Delik pembunuhan merupakan salah satu perbuatan yang menjatuhkan
hak asasi manusia oleh karenanya delik
pembunuhan ini diatur dalam KUHP sebagai suatu tindak pidana terhadap nyawa manusia. Begitu
juga dalam hukum Islam, Pengaturan tentang delik pembunuhan ini diatur dalam Al
Qur’an dan dipertegas oleh hadist, Keduanya mengatur tentang jenis delik
pembunuhan, sanksi, serta bagaimana pelaksanaan
hukuman. Meskipun masyarakat Indonesia mayoritas beragama Islam, hukum yang
diterapkan adalah hukum peninggalan Belanda, yang pada kenyataanya berbeda sekali dengan hukum Islam. Dalam hukum
positif juga diatur mengenai delik agama, salah satunya Agama Islam yaitu dalam
pasal 156a.
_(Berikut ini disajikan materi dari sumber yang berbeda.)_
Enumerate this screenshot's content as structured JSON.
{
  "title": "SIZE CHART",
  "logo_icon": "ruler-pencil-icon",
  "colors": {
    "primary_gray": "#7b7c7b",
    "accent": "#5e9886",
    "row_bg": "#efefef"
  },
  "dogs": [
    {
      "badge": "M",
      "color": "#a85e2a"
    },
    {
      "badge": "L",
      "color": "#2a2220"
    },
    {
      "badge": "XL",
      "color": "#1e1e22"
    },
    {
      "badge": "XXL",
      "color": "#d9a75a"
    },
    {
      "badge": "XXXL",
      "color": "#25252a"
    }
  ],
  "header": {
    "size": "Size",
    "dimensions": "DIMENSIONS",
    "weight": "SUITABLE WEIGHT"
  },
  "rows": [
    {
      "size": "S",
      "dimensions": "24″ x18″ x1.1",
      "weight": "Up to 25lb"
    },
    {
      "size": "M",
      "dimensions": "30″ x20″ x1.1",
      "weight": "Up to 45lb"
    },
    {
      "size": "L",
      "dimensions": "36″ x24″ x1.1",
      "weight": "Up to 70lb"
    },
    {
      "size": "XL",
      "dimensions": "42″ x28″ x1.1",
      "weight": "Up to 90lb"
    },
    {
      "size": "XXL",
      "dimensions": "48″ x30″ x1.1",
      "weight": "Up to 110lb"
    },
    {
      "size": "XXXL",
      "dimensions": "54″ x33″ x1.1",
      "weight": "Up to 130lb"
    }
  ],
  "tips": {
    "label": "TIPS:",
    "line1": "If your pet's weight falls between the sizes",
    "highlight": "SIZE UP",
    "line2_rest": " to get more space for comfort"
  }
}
KUHP “Dipidana dengan pidana penjara selama-lamanya 5 tahun,
barang siapa dengn sengaja di muka umum mengeluarkan perasaan atau melakukan
perbuatan: a. yang ada pada pokoknya bersifat permusuhan, penyalahgunaan atau
penodaan terhadap suatu agama yang dianut di Indonesia; b. dengan maksud agar
orang tidak menganut agama apapun juga yang bersendikan ketuhanan Yang Maha
Esa.” Walaupun secara spesifik tidak mengatur tentang delik pembunuhan,
namun disitu membuktikan bahwa hukum positif juga mengakui keberadaan hukum
Islam. Antara hukum positif dan hukum
Islam ada beberapa perbedaan dan persamaan khususnya dalam delik pembunuhan,
baik dari segi pengaturan hukumnya, pengampunan oleh wali korban, dan dari segi
fungsi pidana. Dari segi pengaturan hukumnya delik pembunuhan itu diatur dalam
KUHP yaitu pasal 338 sampai pasal 350 dan pasal 359 “(L.N. 1960-1). Barang
siapa karena kealpaannya menyebabkan kematian orang lain, diancam dengan pidana
penjara paling lama lima tahun atau kurungan paling lama satu tahun.” sedangkan
dalam hukum Islam sendiri diatur dalam Al Qur’an surat Al Baqarah ayat 178 ”hai
orang-orang yang beriman diwajibkan atas kamu qishos berkenan dengan
orang-orang yang dibunuh, orang merdeka dengan orang merdeka, Hamba dengan
hamba, wanita dengan wanita. Maka barang siapa yang mendapatkan suatu pemaafan
dari saudaranya, maka hendaklah (yang memaafkan) mengikuti dengan cara yang
baik, Dan hendaklah yang diberi maaf membayar diat kepada yang memberi maaf
dengan cara yang baik pula. Yang demikian itu adalah suatu keringanan dari
tuhan kamu dan suatu rahmat. Barang siapa yang melampaui batas sesudah itu maka
baginya siksa yang sangat pedih” , surat Al Isra’ ayat 31 dan 32, Al Maidah
ayat 45, An Nisa ayat 92 serta hadist Nabi. Sedangkan dari segi pengampunan
yang diberikan oleh wali korban untuk hukum positif sama sekali tidak bisa
menghilangkan pidana hanya meringankan, Beda dengan yang diatur dalam hukum
Islam, bahwasanya pengampunan itu menghapus pidana (qishas). Sedangkan
persamaan dari segi pengampunan yang diberikan oleh wali korban adalah keduanya
melibatkan penguasa dalam pelaksanaan hukuman. Untuk fungsi pidana ternyata
antara hukum positif dan hukum Islam
tidak jauh berbeda yaitu fungsi pidana dalam hukum positif sebagai pembalasan
bertujuan agar si pelaku tidak mengulangi lagi perbuatan tersebut, sedangkan
dalam hukum Islam tujuan tersebut dimasukkan dalam fungsi pencegahan. Selain
itu dalam hukum positif tidak mencantumkan fungsi pidana sebagai suatu
pengajaran, sedangkan dalam hukum Islam fungsi pengajaran bertujuan untuk
memberi pengertian bahwa perbuatan tersebut tidak disenangi oleh Allah. Adapun
persamaan fungsi pidana antara hukum positif dan hukum Islam, bahwa keduanya
sama-sama setuju fungsi pidana ini bertujuan untuk menjaga kemaslahatan manusia,
yang dalam hukum Islam menyangkut masalah Maqashid Al-Syari’ah.